« Stabiliser, sécuriser, diversifier forment le socle de notre politique commerciale. »
Arnaud Midez
Europe, Etats-Unis et Mercosur, trois espaces, une stratégie
04.03.2026
D'un coup d'oeil
Stabiliser, sécuriser, diversifier forment le socle de notre politique commerciale.
Le Moyen-Orient s’embrase et le détroit d’Ormuz ravive les tensions sur les flux énergétiques et logistiques mondiaux. Dans le même temps, Washington ajuste sa politique douanière tandis que Bruxelles applique provisoirement l’accord avec le Mercosur. Sur tous les fronts, le commerce international s’impose comme un instrument de puissance. Pour une économie ouverte comme la Suisse, rester en retrait n’est pas une option.
Le 20 février, la Cour suprême des Etats-Unis a invalidé les droits de douane imposés sur la base de l’International Emergency Economic Powers Act (IEEPA). Le taux de 15% appliqué à notre pays devrait ainsi être remplacé par un droit mondial de 10%, introduit le même jour sous la section 122 du Trade Act pour une durée maximale de 150 jours. Malgré cette baisse apparente du taux, l’incertitude demeure élevée pour les entreprises suisses, notamment quant à d’éventuelles demandes de remboursement des droits déjà acquittés.
Dans le même temps, l’Union européenne (UE) avance avec le Mercosur. Ratifications en Amérique latine, application provisoire malgré les résistances internes: les grandes puissances consolident leurs positions.

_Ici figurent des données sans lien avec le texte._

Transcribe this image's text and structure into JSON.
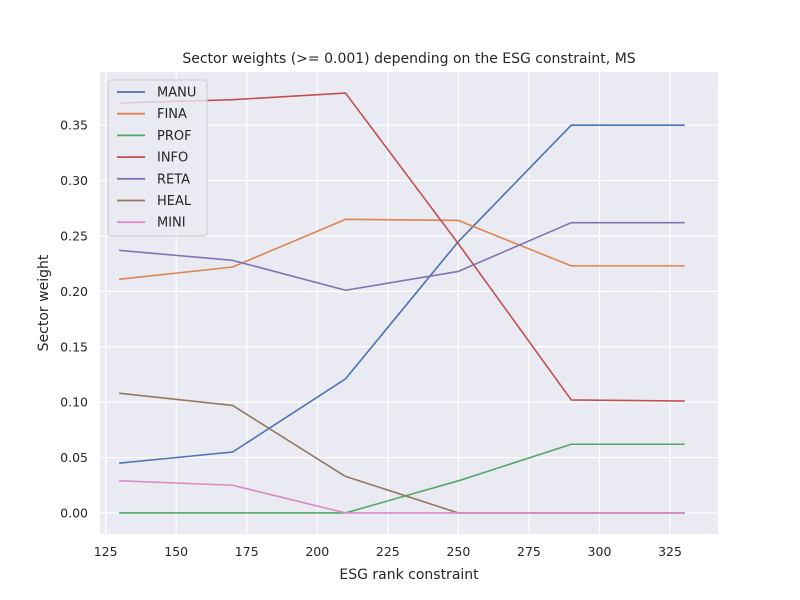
{
  "chart_data": {
    "type": "line",
    "title": "Sector weights (>= 0.001) depending on the ESG constraint, MS",
    "xlabel": "ESG rank constraint",
    "ylabel": "Sector weight",
    "x": [
      130,
      170,
      210,
      250,
      290,
      330
    ],
    "xlim": [
      123,
      342
    ],
    "ylim": [
      -0.019,
      0.398
    ],
    "xticks": [
      125,
      150,
      175,
      200,
      225,
      250,
      275,
      300,
      325
    ],
    "yticks": [
      0.0,
      0.05,
      0.1,
      0.15,
      0.2,
      0.25,
      0.3,
      0.35
    ],
    "ytick_labels": [
      "0.00",
      "0.05",
      "0.10",
      "0.15",
      "0.20",
      "0.25",
      "0.30",
      "0.35"
    ],
    "grid": true,
    "legend_position": "top-left",
    "series": [
      {
        "name": "MANU",
        "color": "#4c72b0",
        "values": [
          0.045,
          0.055,
          0.121,
          0.245,
          0.35,
          0.35
        ]
      },
      {
        "name": "FINA",
        "color": "#dd8452",
        "values": [
          0.211,
          0.222,
          0.265,
          0.264,
          0.223,
          0.223
        ]
      },
      {
        "name": "PROF",
        "color": "#55a868",
        "values": [
          0.0,
          0.0,
          0.0,
          0.029,
          0.062,
          0.062
        ]
      },
      {
        "name": "INFO",
        "color": "#c44e52",
        "values": [
          0.37,
          0.373,
          0.379,
          0.243,
          0.102,
          0.101
        ]
      },
      {
        "name": "RETA",
        "color": "#8172b3",
        "values": [
          0.237,
          0.228,
          0.201,
          0.218,
          0.262,
          0.262
        ]
      },
      {
        "name": "HEAL",
        "color": "#937860",
        "values": [
          0.108,
          0.097,
          0.033,
          0.0,
          0.0,
          0.0
        ]
      },
      {
        "name": "MINI",
        "color": "#da8bc3",
        "values": [
          0.029,
          0.025,
          0.0,
          0.0,
          0.0,
          0.0
        ]
      }
    ]
  }
}
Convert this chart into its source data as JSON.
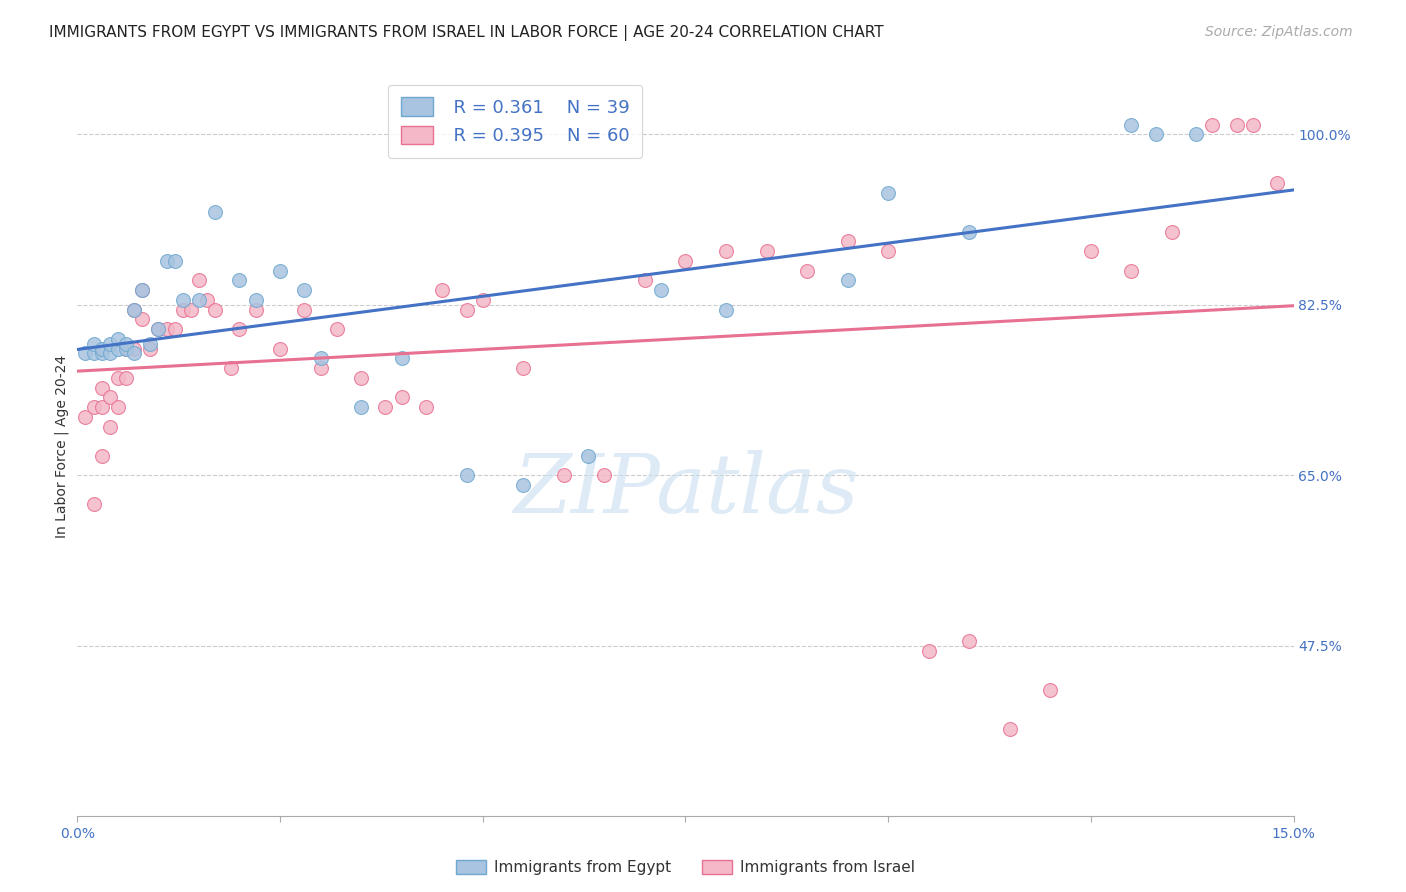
{
  "title": "IMMIGRANTS FROM EGYPT VS IMMIGRANTS FROM ISRAEL IN LABOR FORCE | AGE 20-24 CORRELATION CHART",
  "source": "Source: ZipAtlas.com",
  "ylabel": "In Labor Force | Age 20-24",
  "xlim": [
    0.0,
    0.15
  ],
  "ylim": [
    0.3,
    1.06
  ],
  "xticks": [
    0.0,
    0.025,
    0.05,
    0.075,
    0.1,
    0.125,
    0.15
  ],
  "xticklabels": [
    "0.0%",
    "",
    "",
    "",
    "",
    "",
    "15.0%"
  ],
  "yticks_right": [
    0.475,
    0.65,
    0.825,
    1.0
  ],
  "ytick_labels_right": [
    "47.5%",
    "65.0%",
    "82.5%",
    "100.0%"
  ],
  "egypt_color": "#a8c4e0",
  "egypt_edge": "#6fa8d0",
  "israel_color": "#f4b8c8",
  "israel_edge": "#e87090",
  "egypt_line_color": "#4472c4",
  "israel_line_color": "#e87090",
  "egypt_R": 0.361,
  "egypt_N": 39,
  "israel_R": 0.395,
  "israel_N": 60,
  "egypt_x": [
    0.001,
    0.002,
    0.002,
    0.003,
    0.003,
    0.004,
    0.004,
    0.005,
    0.005,
    0.006,
    0.006,
    0.007,
    0.007,
    0.008,
    0.009,
    0.01,
    0.011,
    0.012,
    0.013,
    0.015,
    0.017,
    0.02,
    0.022,
    0.025,
    0.028,
    0.03,
    0.035,
    0.04,
    0.048,
    0.055,
    0.063,
    0.072,
    0.08,
    0.095,
    0.1,
    0.11,
    0.13,
    0.133,
    0.138
  ],
  "egypt_y": [
    0.775,
    0.775,
    0.785,
    0.775,
    0.78,
    0.775,
    0.785,
    0.78,
    0.79,
    0.78,
    0.785,
    0.775,
    0.82,
    0.84,
    0.785,
    0.8,
    0.87,
    0.87,
    0.83,
    0.83,
    0.92,
    0.85,
    0.83,
    0.86,
    0.84,
    0.77,
    0.72,
    0.77,
    0.65,
    0.64,
    0.67,
    0.84,
    0.82,
    0.85,
    0.94,
    0.9,
    1.01,
    1.0,
    1.0
  ],
  "israel_x": [
    0.001,
    0.002,
    0.002,
    0.003,
    0.003,
    0.003,
    0.004,
    0.004,
    0.005,
    0.005,
    0.006,
    0.006,
    0.007,
    0.007,
    0.008,
    0.008,
    0.009,
    0.01,
    0.011,
    0.012,
    0.013,
    0.014,
    0.015,
    0.016,
    0.017,
    0.019,
    0.02,
    0.022,
    0.025,
    0.028,
    0.03,
    0.032,
    0.035,
    0.038,
    0.04,
    0.043,
    0.045,
    0.048,
    0.05,
    0.055,
    0.06,
    0.065,
    0.07,
    0.075,
    0.08,
    0.085,
    0.09,
    0.095,
    0.1,
    0.105,
    0.11,
    0.115,
    0.12,
    0.125,
    0.13,
    0.135,
    0.14,
    0.143,
    0.145,
    0.148
  ],
  "israel_y": [
    0.71,
    0.72,
    0.62,
    0.72,
    0.67,
    0.74,
    0.7,
    0.73,
    0.72,
    0.75,
    0.75,
    0.78,
    0.78,
    0.82,
    0.81,
    0.84,
    0.78,
    0.8,
    0.8,
    0.8,
    0.82,
    0.82,
    0.85,
    0.83,
    0.82,
    0.76,
    0.8,
    0.82,
    0.78,
    0.82,
    0.76,
    0.8,
    0.75,
    0.72,
    0.73,
    0.72,
    0.84,
    0.82,
    0.83,
    0.76,
    0.65,
    0.65,
    0.85,
    0.87,
    0.88,
    0.88,
    0.86,
    0.89,
    0.88,
    0.47,
    0.48,
    0.39,
    0.43,
    0.88,
    0.86,
    0.9,
    1.01,
    1.01,
    1.01,
    0.95
  ],
  "watermark_text": "ZIPatlas",
  "watermark_color": "#c8dff0",
  "title_fontsize": 11,
  "label_fontsize": 10,
  "tick_fontsize": 10,
  "legend_fontsize": 13,
  "source_fontsize": 10,
  "marker_size": 100,
  "background_color": "#ffffff",
  "grid_color": "#cccccc"
}
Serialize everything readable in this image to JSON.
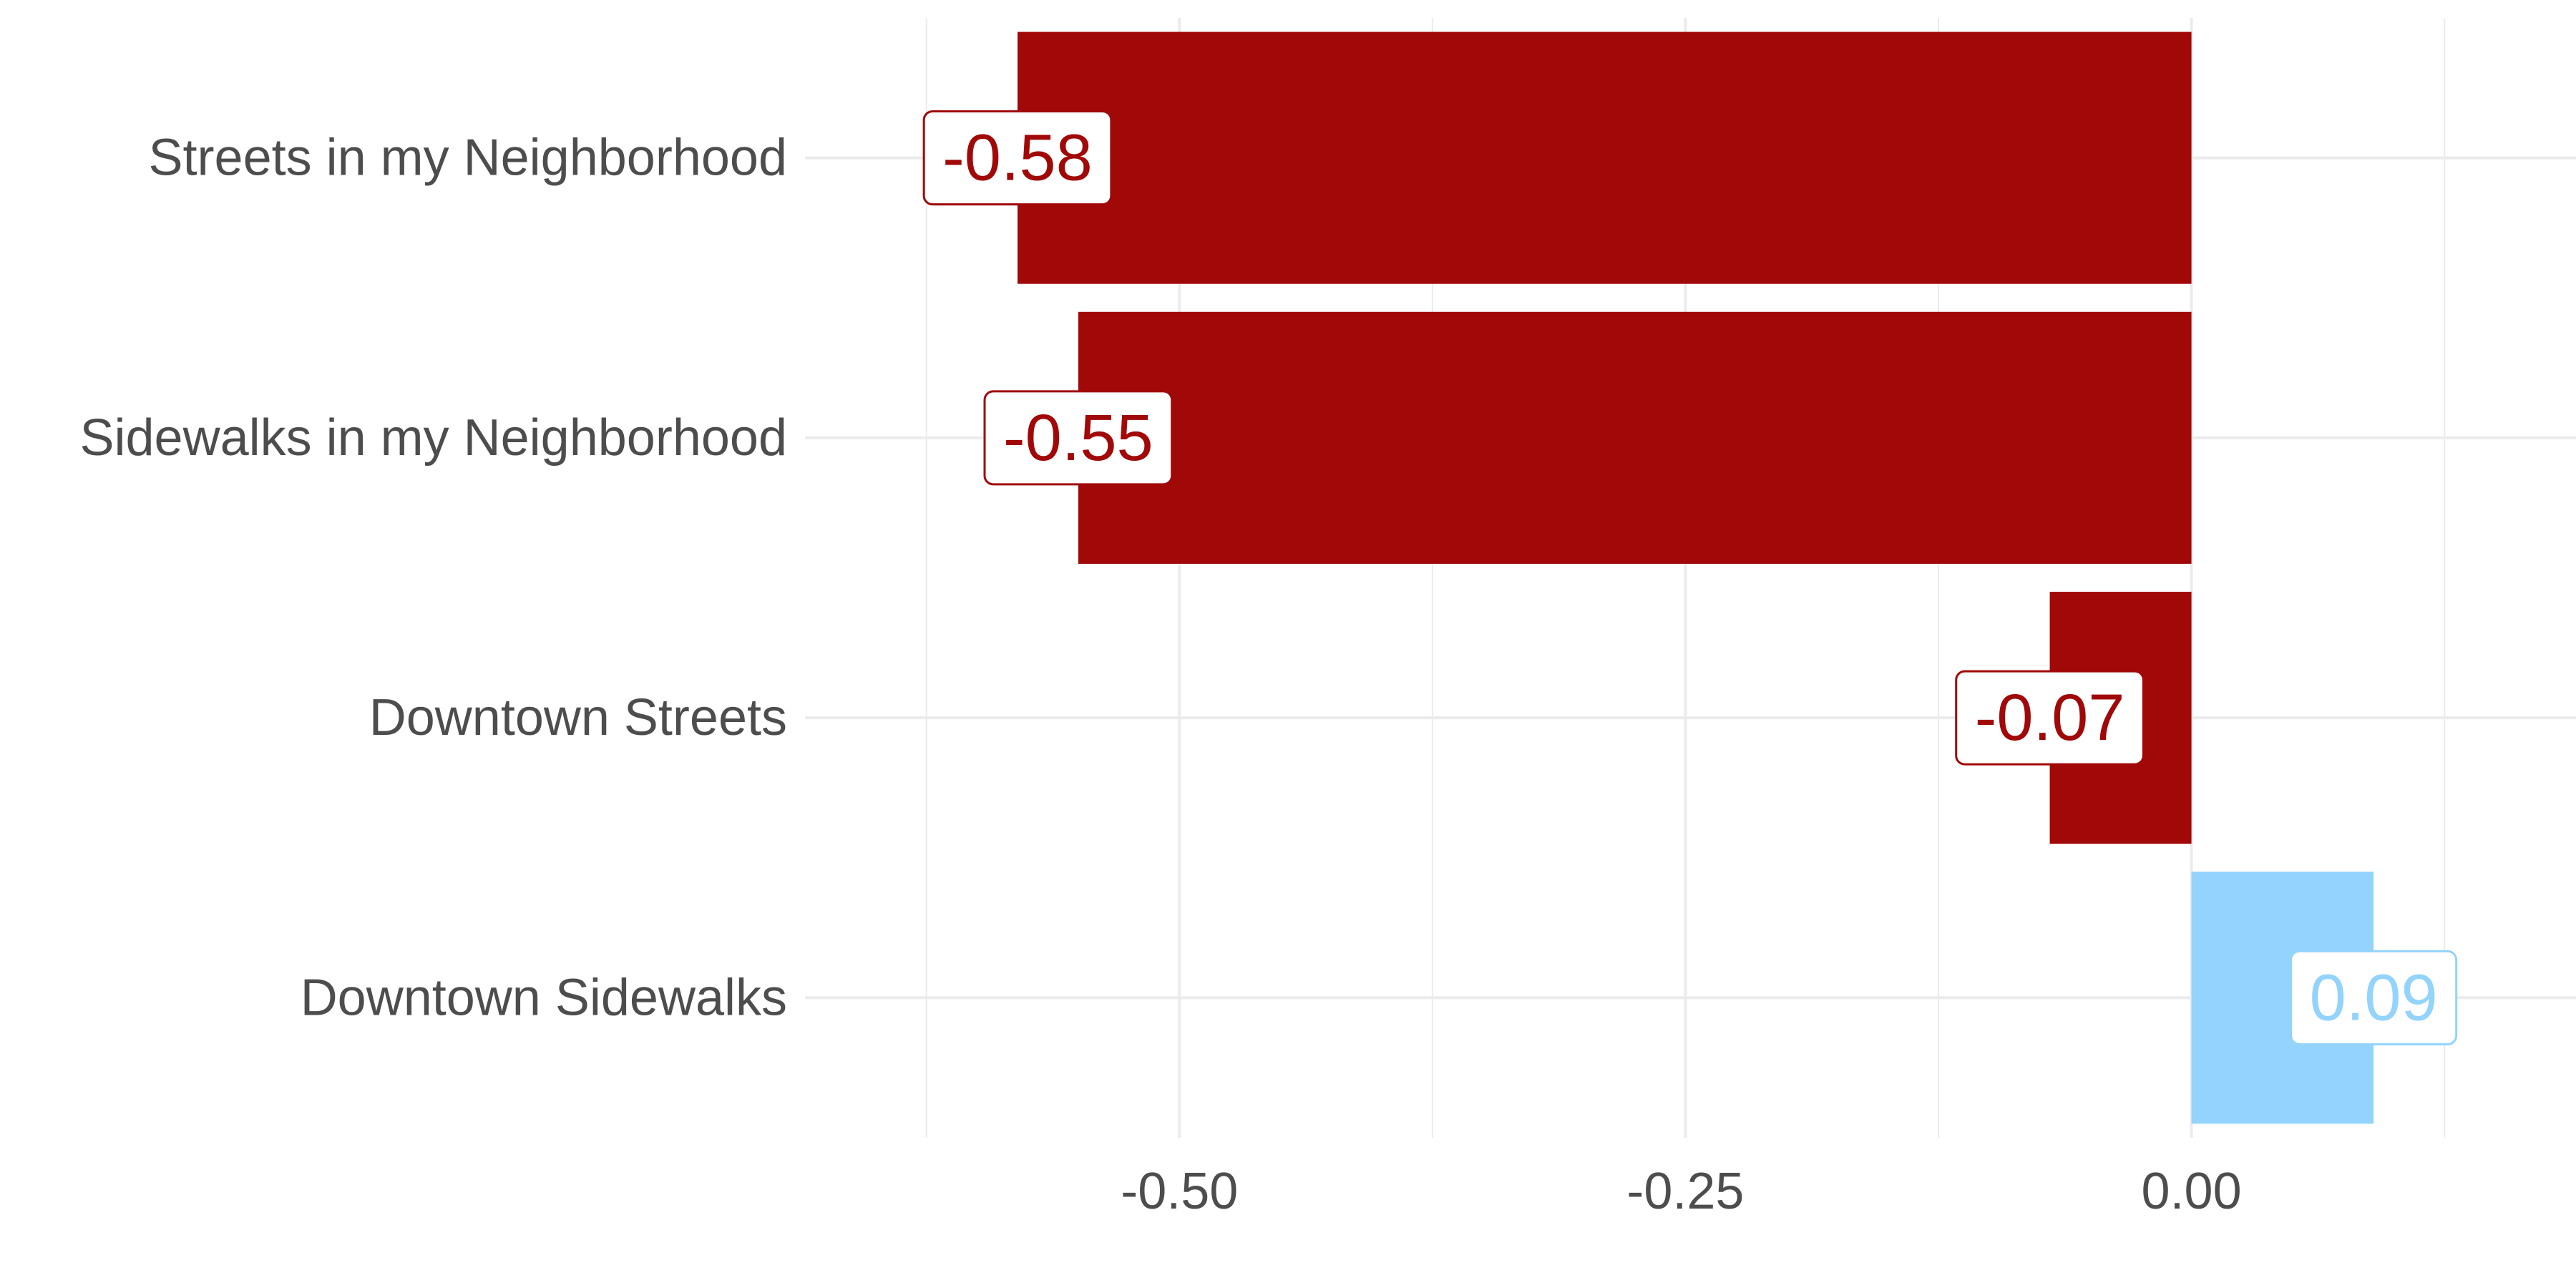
{
  "chart_data": {
    "type": "bar",
    "orientation": "horizontal",
    "categories": [
      "Streets in my Neighborhood",
      "Sidewalks in my Neighborhood",
      "Downtown Streets",
      "Downtown Sidewalks"
    ],
    "values": [
      -0.58,
      -0.55,
      -0.07,
      0.09
    ],
    "data_labels": [
      "-0.58",
      "-0.55",
      "-0.07",
      "0.09"
    ],
    "xticks": [
      -0.5,
      -0.25,
      0.0
    ],
    "xtick_labels": [
      "-0.50",
      "-0.25",
      "0.00"
    ],
    "xlim": [
      -0.685,
      0.19
    ],
    "title": "",
    "xlabel": "",
    "ylabel": "",
    "grid": true,
    "legend": "none",
    "colors": {
      "negative": "#a10808",
      "positive": "#93d3fc",
      "grid": "#ebebeb",
      "text": "#4d4d4d"
    }
  }
}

Pour la Suisse, l’enjeu n’est pas de choisir un espace contre un autre, mais d’assurer sa position dans chacun d’eux. Notre relation avec les Vingt-Sept constitue le socle principal. Les Bilatérales III visent à préserver un accès juridiquement sûr à notre premier client. Outre-Atlantique, l’enjeu est celui de la prévisibilité. Dans un environnement tarifaire mouvant, réduire l’incertitude devient un impératif économique. En Amérique latine, la priorité est la diversification. Dans certains secteurs, les droits de douane peuvent atteindre jusqu’à 30 – 35%. Sans entente commerciale, ces barrières demeurent. Si l’accord européen avec ce bloc entre pleinement en vigueur, nos entreprises se retrouveront désavantagées face à leurs principaux concurrents sur ce marché.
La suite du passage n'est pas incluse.